= Raquel Brailowsky =

Puerto Rican anthropologist

Raquel Brailowsky-Cabrera (October 22, 1953 – June 15, 2019) was a Paraguayan-born Puerto Rican social anthropologist and professor of anthropology and sociology at the Interamerican University of Puerto Rico, San Germán Campus.

==Biography==
Born in Asunción, Paraguay, she came to Puerto Rico at an early age. She obtained her bachelor's degree from the University of Puerto Rico at Rio Piedras. In 1977, she obtained her master's degree in history from the State University of New York at Stony Brook, and in 1993 she obtained her Ph.D. in philosophy and letters from the same institution.

She published extensively on topics like popular culture and folklore. Her research focused on the mask festivities of the northern area of Puerto Rico. Her thesis, A Study of Popular Culture: Masked Festivities in San Sebastian, Puerto Rico, studies Puerto Rican popular culture. She was also the author of the Anthropology chapter in Lina Torres's textbook Introduction to Social Sciences.
Other research includes women, medicinal plants, and the Caribbean. She served in various cultural organizations and programs, such as the Institute of Puerto Rican Culture's Cultural Promotion Program—of which she was the coordinator from 1978 to 1981—and the Caribbean Studies Association—of which she was the secretary-treasurer for five years. Her other involvements included the Puerto Rican Association of Historians, the Santo Domingo de Porta Coeli Board of Trustees, the Francisco Mariano Quiñones Cultural Center, and the Latin American Studies Association.

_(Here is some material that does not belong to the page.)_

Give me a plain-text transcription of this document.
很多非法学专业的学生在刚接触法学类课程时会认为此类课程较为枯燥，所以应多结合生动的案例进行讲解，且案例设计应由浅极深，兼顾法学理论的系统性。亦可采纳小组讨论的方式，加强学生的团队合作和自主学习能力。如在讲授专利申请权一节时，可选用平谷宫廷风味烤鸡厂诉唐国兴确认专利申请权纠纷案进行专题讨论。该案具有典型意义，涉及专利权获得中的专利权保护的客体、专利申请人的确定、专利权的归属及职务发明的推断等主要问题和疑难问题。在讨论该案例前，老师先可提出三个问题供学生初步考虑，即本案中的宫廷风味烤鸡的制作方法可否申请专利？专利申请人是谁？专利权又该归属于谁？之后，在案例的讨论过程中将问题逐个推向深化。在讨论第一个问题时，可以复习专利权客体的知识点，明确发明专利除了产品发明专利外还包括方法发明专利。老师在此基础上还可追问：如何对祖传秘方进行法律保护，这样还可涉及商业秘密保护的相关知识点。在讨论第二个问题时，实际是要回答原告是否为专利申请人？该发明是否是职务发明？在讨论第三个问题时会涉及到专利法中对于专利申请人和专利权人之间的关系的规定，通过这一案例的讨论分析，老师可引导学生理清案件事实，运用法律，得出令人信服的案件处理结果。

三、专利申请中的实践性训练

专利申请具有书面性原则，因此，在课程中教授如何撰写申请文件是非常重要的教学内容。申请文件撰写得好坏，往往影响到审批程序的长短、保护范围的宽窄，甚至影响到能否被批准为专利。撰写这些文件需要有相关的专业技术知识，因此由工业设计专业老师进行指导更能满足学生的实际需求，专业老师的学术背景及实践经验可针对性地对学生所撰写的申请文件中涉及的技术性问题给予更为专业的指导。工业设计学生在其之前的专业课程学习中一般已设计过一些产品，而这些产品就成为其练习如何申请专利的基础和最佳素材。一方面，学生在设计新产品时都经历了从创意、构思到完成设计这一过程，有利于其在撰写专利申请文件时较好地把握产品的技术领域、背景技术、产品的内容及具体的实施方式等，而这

Barilowsky-Cabrera was a professor of anthropology and sociology at the Interamerican University of Puerto Rico, where she taught from 1981 until her retirement in 2017. During that time, she "taught more than twenty courses on various historical, anthropological, and sociological topics", and held multiple leadership roles in the institution's administration. The university granted her an emritus professorship in June 2018.

On June 15, 2019, Brailowsky-Cabrera passed away due to breast cancer.

==Education==
- B.A. in humanities, magna cum laude, from the University of Puerto Rico at Rio Piedras.
- M.A. in History and Ph.D. in Social Anthropology from the State University of New York at Stony Brook.